The decades-old 30 metre radio telescope at Warkworth was built in 1984 but only switched on in July as a tool to peer into the universe.
It was originally used by the company formerly known as Telecom for phone calls, television and internet and was painstakingly converted for its new job.
Sergei Gulyaev is the director of the Institute for Radio Astronomy and Space Research at AUT and said it was now a valuable radio telescope.
He said the first few months of operation have focused on testing the dish's complex systems and getting it into shape for its future tasks.
"Sometimes I compare it with a car. You buy a new car, you put the key in, you start it and everything is working. But it's not like that in radio astronomy," he said.

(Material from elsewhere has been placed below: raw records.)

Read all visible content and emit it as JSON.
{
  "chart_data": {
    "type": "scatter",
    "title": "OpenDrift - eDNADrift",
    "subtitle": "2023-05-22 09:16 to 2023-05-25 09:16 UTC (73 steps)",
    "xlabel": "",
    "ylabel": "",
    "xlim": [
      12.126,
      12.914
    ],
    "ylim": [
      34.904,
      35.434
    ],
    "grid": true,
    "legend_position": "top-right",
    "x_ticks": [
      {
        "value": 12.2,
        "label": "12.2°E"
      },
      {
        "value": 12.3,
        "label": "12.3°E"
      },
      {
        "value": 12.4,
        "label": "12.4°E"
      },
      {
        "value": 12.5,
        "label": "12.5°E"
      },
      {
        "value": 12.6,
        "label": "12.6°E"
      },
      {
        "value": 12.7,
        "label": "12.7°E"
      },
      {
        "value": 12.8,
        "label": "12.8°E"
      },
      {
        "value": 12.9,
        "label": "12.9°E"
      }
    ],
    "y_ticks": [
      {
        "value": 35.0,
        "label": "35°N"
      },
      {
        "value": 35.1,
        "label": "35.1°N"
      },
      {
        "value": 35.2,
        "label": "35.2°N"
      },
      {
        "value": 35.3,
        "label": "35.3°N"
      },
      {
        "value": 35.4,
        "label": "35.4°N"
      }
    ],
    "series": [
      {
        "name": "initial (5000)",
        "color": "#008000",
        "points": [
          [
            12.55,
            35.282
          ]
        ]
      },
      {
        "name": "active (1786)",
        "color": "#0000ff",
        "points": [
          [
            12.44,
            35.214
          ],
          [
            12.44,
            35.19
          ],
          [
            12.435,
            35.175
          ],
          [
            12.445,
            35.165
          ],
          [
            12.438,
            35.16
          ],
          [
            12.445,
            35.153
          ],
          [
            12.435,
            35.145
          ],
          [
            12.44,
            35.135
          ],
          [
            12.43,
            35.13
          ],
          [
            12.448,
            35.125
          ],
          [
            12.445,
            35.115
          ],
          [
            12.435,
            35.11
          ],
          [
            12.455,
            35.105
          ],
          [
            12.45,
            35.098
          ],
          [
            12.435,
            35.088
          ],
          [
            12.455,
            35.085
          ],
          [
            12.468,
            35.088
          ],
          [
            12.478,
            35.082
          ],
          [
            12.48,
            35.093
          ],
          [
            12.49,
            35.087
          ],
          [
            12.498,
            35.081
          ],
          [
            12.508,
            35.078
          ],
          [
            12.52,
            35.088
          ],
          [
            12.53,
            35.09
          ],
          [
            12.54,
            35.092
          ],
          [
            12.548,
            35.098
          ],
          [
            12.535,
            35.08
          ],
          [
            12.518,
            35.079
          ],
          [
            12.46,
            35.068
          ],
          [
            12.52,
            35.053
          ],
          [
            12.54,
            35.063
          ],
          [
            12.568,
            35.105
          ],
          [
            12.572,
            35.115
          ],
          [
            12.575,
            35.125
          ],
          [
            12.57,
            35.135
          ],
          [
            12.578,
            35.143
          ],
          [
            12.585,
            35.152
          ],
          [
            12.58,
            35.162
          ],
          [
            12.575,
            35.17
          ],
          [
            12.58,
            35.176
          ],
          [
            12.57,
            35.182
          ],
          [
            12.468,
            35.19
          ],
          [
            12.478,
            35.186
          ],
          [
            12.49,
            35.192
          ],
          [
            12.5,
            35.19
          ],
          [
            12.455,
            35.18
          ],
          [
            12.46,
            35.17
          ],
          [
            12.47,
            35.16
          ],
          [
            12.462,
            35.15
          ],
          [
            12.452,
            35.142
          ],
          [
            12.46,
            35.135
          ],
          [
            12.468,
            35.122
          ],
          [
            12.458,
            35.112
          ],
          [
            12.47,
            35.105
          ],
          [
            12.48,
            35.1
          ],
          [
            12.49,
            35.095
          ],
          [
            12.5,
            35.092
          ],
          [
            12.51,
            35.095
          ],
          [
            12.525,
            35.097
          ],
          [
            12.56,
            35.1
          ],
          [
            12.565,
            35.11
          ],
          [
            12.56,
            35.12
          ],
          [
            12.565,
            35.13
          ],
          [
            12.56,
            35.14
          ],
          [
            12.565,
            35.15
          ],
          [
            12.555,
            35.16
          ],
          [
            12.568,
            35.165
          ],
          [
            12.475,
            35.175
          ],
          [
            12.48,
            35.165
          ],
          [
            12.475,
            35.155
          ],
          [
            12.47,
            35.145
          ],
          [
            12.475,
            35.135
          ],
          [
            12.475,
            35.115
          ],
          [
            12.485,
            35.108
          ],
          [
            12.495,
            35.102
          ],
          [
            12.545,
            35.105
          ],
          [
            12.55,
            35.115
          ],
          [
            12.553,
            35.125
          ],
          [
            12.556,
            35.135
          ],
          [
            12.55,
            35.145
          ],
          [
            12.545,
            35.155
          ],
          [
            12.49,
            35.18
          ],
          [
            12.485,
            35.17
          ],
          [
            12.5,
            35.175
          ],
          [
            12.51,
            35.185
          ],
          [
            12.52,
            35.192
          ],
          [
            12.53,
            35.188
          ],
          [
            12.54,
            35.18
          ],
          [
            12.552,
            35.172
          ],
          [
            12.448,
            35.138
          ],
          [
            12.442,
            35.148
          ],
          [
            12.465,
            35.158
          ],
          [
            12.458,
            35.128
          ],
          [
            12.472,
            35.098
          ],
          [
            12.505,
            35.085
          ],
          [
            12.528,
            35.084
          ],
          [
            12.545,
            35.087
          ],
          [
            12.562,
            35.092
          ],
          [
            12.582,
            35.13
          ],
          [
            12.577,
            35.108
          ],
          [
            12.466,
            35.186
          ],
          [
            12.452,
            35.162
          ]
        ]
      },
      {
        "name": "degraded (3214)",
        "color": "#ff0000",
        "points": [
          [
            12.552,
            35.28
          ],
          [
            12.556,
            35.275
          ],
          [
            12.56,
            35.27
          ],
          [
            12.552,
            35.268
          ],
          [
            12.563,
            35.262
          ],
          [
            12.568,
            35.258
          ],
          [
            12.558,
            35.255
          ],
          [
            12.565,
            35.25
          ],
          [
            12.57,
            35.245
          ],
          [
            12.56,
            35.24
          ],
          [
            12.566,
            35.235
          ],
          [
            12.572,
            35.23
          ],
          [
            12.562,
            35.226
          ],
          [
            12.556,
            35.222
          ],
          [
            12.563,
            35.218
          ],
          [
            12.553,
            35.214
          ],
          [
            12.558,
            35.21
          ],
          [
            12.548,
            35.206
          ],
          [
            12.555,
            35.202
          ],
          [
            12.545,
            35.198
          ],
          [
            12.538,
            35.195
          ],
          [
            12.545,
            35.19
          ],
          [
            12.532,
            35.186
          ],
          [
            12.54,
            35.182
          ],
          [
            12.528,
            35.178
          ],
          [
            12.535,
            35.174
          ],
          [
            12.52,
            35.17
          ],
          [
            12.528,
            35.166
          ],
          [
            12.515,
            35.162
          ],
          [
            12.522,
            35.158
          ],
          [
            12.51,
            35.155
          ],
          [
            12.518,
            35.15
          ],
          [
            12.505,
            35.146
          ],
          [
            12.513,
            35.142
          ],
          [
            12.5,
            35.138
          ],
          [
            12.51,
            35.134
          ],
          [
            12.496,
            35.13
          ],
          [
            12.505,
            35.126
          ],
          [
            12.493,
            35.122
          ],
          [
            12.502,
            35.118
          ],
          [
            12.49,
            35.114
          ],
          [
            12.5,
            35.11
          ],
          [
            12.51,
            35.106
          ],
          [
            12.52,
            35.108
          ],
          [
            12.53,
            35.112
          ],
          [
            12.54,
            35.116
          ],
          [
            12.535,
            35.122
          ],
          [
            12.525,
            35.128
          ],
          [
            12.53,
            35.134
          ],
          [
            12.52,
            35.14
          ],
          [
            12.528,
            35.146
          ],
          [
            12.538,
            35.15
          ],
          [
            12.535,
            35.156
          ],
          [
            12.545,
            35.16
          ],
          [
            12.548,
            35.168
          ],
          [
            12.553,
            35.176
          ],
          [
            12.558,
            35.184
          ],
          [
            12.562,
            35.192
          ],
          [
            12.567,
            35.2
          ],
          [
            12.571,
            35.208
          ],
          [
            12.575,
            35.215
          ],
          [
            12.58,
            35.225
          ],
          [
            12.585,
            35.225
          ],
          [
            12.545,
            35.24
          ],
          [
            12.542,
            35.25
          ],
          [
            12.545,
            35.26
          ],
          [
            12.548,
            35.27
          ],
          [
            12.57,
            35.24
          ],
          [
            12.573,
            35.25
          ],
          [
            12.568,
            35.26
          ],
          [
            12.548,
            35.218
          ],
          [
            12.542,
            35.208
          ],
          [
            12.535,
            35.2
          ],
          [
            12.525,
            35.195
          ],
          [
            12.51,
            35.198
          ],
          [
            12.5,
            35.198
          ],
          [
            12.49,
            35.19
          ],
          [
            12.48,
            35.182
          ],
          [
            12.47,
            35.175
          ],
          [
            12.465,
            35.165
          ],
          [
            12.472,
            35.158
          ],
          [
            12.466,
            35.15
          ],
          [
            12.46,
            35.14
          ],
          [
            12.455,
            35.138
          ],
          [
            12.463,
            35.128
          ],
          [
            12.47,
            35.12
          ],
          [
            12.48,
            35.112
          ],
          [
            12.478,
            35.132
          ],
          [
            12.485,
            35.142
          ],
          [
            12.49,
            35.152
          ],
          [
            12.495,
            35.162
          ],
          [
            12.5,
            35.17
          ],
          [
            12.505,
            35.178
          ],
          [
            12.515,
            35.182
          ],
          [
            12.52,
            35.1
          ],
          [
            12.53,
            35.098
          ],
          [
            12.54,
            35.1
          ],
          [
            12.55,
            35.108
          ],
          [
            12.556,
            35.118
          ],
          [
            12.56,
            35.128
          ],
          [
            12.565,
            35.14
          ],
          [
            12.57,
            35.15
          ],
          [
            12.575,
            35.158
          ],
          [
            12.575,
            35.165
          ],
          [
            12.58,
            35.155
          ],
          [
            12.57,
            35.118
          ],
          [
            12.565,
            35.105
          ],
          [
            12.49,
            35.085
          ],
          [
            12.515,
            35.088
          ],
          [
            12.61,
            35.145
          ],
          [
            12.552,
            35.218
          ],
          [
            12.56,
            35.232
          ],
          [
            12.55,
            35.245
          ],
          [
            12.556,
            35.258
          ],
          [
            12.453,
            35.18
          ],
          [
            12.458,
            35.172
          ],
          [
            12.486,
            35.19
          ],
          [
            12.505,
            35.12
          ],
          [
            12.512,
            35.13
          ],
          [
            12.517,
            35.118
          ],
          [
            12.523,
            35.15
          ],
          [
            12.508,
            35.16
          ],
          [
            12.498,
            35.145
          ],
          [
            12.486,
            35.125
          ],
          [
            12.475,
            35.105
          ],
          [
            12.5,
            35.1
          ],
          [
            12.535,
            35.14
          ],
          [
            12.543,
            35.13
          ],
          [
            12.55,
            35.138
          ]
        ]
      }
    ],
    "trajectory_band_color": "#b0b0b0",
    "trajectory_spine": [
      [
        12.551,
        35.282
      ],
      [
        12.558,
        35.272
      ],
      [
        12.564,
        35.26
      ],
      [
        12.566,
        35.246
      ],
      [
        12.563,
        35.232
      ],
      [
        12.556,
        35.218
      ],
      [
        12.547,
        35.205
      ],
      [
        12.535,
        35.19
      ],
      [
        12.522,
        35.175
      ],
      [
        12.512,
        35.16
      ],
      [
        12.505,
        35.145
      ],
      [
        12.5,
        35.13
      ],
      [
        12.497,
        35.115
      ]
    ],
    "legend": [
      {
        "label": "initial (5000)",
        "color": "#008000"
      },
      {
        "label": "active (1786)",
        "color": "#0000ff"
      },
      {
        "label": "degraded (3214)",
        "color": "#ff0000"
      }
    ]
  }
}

"Every day we try to do better, to improve something. There are faults, there are problems that we solve - this is just never ending work because the system is so complex."
But researchers have already been able to tell that the dish, which sits alongside an existing 12 metre dish, is much more sensitive then they first thought.
Working with the smaller dish, it can help in the fields of astronomy, astrophysics, and space mission tracking.
Closer to home it can help with earth sciences like research into tectonic plates and earthquakes.
Put simply, Professor Gulyaev said the dish lets scientists study this galaxy and other galaxies by looking at star formations and other distant objects.
"I'm getting more and more excited every day as we find out sensitive it is and how good it is.
"Recently, we discovered we can go to a much wider range of frequencies and we can cover some very important issues like monitoring of pulsars and searching for transient events."
Professor Gulyaev called it frontier astronomy.
"We study star formation areas with the molecule of methanol, this molecule is a very special one," he said.
"This is something we can do with a 30 metre telescope, we could not do it with the 12 metre one - it's a new page for us and a very important one."
The dish was also the only one in the world for a time that was able to track a recent Japanese mission to an asteroid because of New Zealand's geographic spot on the globe.
"It's just a real good big radio telescope. In radio astronomy size matters - a 30 metre diameter means the dish is 6.5 times more sensitive and efficient, it's a fantastic machine New Zealand now has."